Sales=6.948+0.054∗TV
Sales=6.948+0.054∗TV
Sklearn linear model is useful as it is compatible with a lot of sklearn utilites (cross validation, grid search etc.)
Scaling Methods
Min-Max Scaling
Standard Scaling
from sklearn.model_selection import train_test_split
X_train, X_test, y_train, y_test = train_test_split(X, y, train_size = 0.7, test_size = 0.3, random_state = 100)
SciKit Learn has these scaling utilities
from sklearn.preprocessing import StandardScaler, MinMaxScaler
# One aspect that you need to take care of is that the 'fit_transform' can be performed on 2D arrays only. So you need to
# reshape your 'X_train_scaled' and 'y_trained_scaled' data in order to perform the standardisation.

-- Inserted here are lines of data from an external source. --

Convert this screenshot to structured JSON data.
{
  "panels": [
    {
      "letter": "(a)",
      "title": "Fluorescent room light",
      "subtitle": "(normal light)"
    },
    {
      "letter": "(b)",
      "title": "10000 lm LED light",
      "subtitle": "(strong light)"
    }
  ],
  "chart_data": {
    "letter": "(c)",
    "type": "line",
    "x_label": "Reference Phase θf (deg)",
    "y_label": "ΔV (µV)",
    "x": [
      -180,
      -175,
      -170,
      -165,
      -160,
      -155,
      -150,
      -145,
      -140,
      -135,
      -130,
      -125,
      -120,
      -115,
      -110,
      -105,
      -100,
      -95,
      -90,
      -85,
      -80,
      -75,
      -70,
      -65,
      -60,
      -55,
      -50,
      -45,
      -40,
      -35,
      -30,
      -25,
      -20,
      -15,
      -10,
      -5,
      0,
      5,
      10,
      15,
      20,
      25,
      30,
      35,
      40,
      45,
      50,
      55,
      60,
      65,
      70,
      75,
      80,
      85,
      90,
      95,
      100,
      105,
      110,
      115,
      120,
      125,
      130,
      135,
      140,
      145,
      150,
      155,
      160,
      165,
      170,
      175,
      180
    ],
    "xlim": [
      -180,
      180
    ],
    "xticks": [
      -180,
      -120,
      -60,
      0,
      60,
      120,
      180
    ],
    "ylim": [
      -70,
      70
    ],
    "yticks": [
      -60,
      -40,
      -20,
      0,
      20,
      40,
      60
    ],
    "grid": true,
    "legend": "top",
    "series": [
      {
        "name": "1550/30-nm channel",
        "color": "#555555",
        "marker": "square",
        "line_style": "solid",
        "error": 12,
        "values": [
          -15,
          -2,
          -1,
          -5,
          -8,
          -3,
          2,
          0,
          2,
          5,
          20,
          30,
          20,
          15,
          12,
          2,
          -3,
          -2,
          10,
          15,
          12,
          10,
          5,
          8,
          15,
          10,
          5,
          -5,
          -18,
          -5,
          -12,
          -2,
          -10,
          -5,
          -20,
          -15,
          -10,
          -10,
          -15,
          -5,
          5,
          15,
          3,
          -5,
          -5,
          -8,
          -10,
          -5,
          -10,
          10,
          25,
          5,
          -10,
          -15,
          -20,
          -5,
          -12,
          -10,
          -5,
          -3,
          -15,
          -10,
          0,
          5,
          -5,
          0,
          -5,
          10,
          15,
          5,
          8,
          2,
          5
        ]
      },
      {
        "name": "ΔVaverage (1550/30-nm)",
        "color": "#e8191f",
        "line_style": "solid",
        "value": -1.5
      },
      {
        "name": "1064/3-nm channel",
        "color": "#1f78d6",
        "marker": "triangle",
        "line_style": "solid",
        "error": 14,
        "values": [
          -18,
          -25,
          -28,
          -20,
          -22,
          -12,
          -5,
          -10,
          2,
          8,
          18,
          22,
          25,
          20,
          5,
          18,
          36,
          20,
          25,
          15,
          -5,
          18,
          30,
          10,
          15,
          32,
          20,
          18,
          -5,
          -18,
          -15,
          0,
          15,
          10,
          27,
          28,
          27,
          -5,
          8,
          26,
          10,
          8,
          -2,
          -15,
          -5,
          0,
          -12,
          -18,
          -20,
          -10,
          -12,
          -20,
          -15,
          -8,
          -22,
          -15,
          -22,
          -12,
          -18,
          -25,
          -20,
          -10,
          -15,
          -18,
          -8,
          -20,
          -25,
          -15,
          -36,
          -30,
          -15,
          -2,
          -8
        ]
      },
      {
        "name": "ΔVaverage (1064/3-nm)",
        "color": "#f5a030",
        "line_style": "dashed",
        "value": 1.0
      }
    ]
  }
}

X_train_scaled = X_train.values.reshape(-1,1)
y_train_scaled = y_train.values.reshape(-1,1)
X_train_scaled.shape
output
(140, 1)
# Create a scaler object using StandardScaler()
scaler = StandardScaler()
#'Fit' and transform the train set; and transform using the fit on the test set later
X_train_scaled = scaler.fit_transform(X_train_scaled)
y_train_scaled = scaler.fit_transform(y_train_scaled)
print("mean and sd for X_train_scaled:", np.mean(X_train_scaled), np.std(X_train_scaled))
print("mean and sd for y_train_scaled:", np.mean(y_train_scaled), np.std(y_train_scaled))
output
mean and sd for X_train_scaled: 2.5376526277146434e-17 0.9999999999999999
mean and sd for y_train_scaled: -2.5376526277146434e-16 1.0
# Let's fit the regression line following exactly the same steps as done before
X_train_scaled = sm.add_constant(X_train_scaled)
lr_scaled = sm.OLS(y_train_scaled, X_train_scaled).fit()
# Check the parameters
lr_scaled.params
Output
array([-2.44596010e-16, 9.03212773e-01])
As you might notice, the value of the parameters have changed since we have changed the scale.
Let's look at the statistics of the model, to see if any other aspect of the model has changed.